В машине стало жарко. Он выключил мотор, приспустил боковое стекло и закурил. Выдыхаемый дым ввинчивался синей спиралью в молоко тумана. Потом снова вытянулся рядом с женой. И в который раз подивился ее тихости. Пока он крутился, искал сигареты, спички, курил, закрывал окошко, снова укладывался, она не пошевелилась. Она вообще обходилась минимумом движений, жестов, люди вокруг нее казались судорожно-суматошными, как в старых немых фильмах. Но что за этим — дисциплина, чрезмерная сдержанность или скованность, навязанная трудной жизнью и всегдашним самоконтролем, он не знал, ибо до сих пор едва прикоснулся к ее внутреннему миру.
— Хорошая, видно, женщина твоя бывшая жена, — сказала она.
Путятин не понял, вопрос это или утверждение.
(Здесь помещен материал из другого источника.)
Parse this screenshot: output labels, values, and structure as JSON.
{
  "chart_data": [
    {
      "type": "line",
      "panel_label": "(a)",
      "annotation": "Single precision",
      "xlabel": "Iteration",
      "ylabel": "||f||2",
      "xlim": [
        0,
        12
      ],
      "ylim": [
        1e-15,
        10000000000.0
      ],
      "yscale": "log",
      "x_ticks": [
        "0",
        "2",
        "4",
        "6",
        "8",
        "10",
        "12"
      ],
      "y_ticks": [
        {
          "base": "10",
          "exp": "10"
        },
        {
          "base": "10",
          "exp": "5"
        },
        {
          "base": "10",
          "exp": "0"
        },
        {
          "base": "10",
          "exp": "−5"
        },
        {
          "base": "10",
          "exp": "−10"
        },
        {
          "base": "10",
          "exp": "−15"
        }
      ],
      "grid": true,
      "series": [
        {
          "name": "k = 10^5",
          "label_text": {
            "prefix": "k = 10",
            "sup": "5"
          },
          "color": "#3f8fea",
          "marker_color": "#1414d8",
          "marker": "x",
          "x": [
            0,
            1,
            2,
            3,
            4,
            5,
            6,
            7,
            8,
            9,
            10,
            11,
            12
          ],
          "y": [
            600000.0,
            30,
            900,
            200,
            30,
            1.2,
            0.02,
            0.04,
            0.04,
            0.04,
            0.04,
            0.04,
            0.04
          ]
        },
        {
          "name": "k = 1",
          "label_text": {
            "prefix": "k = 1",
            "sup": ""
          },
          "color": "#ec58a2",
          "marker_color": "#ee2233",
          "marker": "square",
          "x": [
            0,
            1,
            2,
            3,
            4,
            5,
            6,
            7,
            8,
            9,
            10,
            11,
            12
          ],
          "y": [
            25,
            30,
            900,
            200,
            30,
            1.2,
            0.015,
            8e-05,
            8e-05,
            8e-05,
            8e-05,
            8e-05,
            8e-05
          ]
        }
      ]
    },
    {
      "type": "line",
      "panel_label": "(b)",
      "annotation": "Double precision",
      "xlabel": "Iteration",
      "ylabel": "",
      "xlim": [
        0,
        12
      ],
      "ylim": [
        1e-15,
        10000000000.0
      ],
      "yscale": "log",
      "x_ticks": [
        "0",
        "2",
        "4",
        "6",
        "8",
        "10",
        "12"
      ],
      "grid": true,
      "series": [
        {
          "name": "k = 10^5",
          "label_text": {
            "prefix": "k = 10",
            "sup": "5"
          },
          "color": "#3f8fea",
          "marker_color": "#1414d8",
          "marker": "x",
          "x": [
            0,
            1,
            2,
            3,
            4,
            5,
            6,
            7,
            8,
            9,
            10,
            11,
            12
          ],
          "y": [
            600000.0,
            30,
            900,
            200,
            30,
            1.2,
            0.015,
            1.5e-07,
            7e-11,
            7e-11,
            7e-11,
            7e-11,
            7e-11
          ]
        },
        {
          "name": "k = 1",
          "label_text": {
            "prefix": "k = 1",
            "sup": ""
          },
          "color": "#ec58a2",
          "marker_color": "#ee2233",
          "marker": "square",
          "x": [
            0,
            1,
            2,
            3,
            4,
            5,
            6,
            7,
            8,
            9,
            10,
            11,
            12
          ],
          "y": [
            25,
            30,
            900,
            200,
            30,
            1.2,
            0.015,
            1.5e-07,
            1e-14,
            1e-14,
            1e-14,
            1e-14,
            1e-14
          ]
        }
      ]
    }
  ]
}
— Конечно, хорошая! — В тоне его почему-то прозвучала запальчивость. Он поторопился искупить ее малодушием: — И очень удобная для окружающих.
— Понимаю, — сказала она. — Я далеко не такая удобная. Твоим друзьям будет трудно привыкнуть ко мне.
Тут не было ни обиды, ни желания вбить клин между ним и Кунгурцевыми, и уж подавно — ревности к оставленной женщине. Она хотела осмыслить день, прожитый бок о бок с его друзьями, и даже выражала косвенную уверенность, что им придется смириться с ней. Она не хотела лишать мужа этой дружбы, но и не строила себе никаких иллюзий, глядела в будущее серьезно и трезво.
— Ты не думай… — сказал Путятин. — Они хорошие люди. Очень хорошие и надежные.
— Я знаю. Хотя тоже не такие удобные, как твоя бывшая жена. Удобных людей вообще мало. Но еще меньше настоящих друзей, и терять их нельзя. У меня, например, вообще не было друзей. Разве только в детстве.
— А дочь? Разве она не друг тебе?
— Нет, — сказала Вера Дмитриевна с той жуткой простотой, что манила его и вместе с тем отпугивала. — Она по-своему любит меня, но другом ее был отец.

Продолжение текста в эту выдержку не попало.